Infine, un tema di attualità: come valuti la decisione dell’artista BLU di coprire le sue opere a Bologna dopo aver appreso che sarebbero state “sfruttate” a fini commerciali? Quale è secondo te il rapporto corretto che dovrebbe istituirsi tra forme d’arte pensate per essere “pubbliche” ed eventi “privati” ?

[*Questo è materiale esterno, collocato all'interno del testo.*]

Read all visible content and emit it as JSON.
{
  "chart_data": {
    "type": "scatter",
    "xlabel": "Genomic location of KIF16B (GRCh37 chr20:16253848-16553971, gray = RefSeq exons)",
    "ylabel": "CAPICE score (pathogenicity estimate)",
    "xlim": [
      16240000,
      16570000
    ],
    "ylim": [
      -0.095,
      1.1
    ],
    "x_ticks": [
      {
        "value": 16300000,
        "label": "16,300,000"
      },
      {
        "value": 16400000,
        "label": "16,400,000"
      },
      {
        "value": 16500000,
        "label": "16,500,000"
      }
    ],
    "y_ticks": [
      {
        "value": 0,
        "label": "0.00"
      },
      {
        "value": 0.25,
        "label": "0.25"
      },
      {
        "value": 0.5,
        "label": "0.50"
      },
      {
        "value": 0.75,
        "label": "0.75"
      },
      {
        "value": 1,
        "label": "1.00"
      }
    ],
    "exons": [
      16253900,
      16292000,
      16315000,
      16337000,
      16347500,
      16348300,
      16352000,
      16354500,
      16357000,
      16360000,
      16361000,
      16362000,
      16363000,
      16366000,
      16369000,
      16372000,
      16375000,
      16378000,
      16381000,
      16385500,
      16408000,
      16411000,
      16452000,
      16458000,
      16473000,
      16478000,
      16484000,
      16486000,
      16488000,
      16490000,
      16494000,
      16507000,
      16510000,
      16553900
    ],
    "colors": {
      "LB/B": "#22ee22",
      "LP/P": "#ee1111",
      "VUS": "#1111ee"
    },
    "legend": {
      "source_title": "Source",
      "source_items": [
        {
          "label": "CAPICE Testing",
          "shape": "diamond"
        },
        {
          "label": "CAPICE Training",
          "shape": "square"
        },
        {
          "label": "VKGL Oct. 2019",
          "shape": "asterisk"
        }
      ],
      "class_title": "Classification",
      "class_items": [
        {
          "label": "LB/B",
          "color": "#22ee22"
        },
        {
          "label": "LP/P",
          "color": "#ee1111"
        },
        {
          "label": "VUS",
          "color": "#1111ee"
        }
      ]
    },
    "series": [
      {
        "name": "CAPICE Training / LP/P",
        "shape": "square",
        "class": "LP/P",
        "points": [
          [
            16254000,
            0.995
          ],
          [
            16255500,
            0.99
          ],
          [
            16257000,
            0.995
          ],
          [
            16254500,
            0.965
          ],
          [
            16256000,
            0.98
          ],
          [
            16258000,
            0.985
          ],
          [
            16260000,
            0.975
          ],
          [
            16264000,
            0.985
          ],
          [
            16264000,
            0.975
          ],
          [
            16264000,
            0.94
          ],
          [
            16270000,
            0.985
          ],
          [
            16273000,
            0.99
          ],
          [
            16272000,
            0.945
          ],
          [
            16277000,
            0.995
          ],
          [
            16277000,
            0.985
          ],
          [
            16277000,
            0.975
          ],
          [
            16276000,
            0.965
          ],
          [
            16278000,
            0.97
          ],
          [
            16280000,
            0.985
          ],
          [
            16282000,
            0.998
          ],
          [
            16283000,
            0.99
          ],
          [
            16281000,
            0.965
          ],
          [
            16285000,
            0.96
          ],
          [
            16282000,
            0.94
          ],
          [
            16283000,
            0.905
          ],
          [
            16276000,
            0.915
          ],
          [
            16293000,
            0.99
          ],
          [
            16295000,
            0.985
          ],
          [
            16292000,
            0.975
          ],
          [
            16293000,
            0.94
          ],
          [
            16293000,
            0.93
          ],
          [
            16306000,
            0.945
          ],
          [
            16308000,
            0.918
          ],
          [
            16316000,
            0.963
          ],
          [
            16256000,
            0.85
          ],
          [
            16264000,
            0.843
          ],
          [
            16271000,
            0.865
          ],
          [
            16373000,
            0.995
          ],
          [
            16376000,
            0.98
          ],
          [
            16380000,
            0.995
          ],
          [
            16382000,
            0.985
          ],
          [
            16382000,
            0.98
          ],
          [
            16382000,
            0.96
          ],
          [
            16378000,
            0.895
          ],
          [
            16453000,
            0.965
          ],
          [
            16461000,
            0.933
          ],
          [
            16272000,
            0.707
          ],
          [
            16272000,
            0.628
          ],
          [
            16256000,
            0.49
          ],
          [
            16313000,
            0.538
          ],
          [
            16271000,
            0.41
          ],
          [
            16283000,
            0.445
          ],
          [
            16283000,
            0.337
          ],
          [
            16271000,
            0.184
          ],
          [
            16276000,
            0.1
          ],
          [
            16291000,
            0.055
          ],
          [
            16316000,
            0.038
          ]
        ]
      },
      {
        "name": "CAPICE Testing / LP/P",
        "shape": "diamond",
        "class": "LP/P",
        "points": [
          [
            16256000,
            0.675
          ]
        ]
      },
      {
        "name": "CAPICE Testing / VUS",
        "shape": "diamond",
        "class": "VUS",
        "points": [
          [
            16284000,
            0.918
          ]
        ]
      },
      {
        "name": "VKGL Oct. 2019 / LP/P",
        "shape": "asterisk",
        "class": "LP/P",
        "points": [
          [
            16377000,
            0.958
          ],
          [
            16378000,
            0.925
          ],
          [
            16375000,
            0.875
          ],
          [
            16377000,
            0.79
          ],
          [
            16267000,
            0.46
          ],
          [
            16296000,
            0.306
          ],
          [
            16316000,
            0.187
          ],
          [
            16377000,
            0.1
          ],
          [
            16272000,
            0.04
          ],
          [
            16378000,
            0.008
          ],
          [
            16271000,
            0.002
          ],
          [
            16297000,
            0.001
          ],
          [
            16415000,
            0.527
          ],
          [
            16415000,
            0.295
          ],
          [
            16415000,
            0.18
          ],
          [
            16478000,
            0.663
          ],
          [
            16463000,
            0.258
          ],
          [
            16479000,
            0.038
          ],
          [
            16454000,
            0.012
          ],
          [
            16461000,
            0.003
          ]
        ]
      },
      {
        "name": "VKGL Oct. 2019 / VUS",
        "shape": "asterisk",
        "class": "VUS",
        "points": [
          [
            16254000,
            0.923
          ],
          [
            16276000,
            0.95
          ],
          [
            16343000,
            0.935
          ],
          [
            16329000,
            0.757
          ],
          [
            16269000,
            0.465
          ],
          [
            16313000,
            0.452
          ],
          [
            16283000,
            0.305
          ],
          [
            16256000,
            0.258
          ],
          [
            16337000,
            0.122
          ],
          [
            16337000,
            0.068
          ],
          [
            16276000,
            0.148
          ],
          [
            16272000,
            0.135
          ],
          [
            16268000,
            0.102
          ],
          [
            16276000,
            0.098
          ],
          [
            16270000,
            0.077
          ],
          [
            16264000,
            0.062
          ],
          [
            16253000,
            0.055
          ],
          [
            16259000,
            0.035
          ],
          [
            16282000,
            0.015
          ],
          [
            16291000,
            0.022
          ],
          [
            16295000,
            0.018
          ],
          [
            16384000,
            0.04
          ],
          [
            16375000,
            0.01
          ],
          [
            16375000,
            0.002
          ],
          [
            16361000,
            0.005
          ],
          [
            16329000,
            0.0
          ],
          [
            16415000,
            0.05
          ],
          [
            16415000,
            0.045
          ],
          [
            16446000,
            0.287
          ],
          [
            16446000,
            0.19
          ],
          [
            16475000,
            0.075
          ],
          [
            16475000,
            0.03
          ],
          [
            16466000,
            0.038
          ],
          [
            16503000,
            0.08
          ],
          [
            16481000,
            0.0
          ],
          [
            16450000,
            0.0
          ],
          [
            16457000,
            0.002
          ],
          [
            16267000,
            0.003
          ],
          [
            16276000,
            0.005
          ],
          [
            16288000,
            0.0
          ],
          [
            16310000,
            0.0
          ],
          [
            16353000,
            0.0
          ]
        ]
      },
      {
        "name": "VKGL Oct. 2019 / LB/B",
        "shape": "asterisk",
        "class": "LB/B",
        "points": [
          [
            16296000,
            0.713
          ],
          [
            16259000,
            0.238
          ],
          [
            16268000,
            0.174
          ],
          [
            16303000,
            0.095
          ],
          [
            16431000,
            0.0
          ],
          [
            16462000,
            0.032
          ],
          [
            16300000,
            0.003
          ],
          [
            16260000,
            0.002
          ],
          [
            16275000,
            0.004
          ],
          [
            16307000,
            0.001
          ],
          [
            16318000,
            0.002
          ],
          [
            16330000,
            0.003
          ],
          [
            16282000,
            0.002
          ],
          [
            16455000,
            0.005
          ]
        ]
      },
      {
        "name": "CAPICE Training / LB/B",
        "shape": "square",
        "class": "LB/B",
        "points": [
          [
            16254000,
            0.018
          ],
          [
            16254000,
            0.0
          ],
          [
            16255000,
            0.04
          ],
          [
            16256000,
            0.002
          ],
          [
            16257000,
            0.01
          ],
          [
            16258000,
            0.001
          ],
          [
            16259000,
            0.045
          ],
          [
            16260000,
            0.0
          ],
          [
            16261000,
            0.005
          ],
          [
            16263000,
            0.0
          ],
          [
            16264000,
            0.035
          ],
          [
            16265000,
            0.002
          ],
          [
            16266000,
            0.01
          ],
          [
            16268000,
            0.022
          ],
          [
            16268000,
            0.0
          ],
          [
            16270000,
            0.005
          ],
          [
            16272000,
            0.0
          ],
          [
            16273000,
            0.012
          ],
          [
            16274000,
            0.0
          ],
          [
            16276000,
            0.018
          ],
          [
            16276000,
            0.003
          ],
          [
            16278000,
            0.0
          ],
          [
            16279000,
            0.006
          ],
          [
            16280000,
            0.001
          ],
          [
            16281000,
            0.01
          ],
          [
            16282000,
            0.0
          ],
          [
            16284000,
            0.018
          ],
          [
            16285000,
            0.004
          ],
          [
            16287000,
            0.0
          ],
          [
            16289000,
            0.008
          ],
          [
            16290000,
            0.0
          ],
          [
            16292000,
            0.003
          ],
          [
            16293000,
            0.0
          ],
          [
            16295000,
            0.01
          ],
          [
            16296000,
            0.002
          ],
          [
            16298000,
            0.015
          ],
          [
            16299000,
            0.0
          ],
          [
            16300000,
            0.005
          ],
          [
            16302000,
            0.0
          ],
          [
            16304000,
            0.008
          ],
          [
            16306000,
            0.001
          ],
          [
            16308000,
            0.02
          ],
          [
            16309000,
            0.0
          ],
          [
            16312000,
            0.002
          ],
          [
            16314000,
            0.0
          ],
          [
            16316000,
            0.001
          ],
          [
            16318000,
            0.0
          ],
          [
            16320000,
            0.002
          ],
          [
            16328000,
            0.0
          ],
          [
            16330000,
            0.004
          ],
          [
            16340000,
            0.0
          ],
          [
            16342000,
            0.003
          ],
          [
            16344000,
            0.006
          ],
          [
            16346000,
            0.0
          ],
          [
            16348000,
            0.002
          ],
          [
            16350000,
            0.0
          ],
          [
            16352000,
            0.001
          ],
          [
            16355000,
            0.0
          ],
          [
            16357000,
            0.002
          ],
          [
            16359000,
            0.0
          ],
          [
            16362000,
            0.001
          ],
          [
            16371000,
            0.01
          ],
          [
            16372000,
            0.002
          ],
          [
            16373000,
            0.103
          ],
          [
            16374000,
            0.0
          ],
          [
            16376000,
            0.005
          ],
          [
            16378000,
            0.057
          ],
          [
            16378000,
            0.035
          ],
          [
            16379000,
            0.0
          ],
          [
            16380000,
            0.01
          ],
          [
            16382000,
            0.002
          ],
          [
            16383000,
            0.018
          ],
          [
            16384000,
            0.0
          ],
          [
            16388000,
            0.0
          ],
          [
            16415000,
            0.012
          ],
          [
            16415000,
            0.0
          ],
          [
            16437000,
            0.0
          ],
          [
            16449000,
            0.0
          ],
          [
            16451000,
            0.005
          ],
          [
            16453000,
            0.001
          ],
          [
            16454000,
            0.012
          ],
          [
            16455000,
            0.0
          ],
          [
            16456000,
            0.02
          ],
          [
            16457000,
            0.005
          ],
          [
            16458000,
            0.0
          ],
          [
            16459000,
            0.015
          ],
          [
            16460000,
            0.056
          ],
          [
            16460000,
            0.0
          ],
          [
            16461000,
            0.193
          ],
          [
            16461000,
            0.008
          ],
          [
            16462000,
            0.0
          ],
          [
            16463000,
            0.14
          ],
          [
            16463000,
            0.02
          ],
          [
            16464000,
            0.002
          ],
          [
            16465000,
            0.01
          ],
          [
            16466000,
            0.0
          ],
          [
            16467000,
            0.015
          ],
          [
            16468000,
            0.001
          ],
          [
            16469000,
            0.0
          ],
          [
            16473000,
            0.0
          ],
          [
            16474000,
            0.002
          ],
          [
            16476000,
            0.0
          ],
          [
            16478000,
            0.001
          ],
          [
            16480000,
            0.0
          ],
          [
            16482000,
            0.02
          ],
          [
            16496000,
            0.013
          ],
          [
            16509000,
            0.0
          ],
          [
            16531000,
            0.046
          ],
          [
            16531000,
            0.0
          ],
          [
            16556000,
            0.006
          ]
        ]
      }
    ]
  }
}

Come è stato detto da molti, quello di Blu è un gesto politico, una sottrazione che ha però il senso di una rivendicazione e dell'offerta alla cittadinanza di un'occasione di dibattito pubblico. L'arte di strada nasce come gesto libero, spesso anonimo, certamente destinato a una fruizione comune, urbana e gratuita, un gesto anche aperto alla trasformazione, alla scomparsa o al deperimento di ciò che produce. Per questo un'amministrazione lungimirante dovrebbe lasciar vivere queste opere d'arte "regalate" alla città là dove esse sono state create e valutare, eventualmente anche promuoverle mettendo a disposizione a sua volta spazi e progetti. Un’amministrazione, invece, non dovrebbe agevolare e benedire forme di speculazione indebita e di privatizzazione di una forma d'arte che è di tutti e non può appartenere a nessuno (come nel caso della mostra bolognese che espone opere letteralmente staccate dai muri della città e trasformate in pezzi da museo).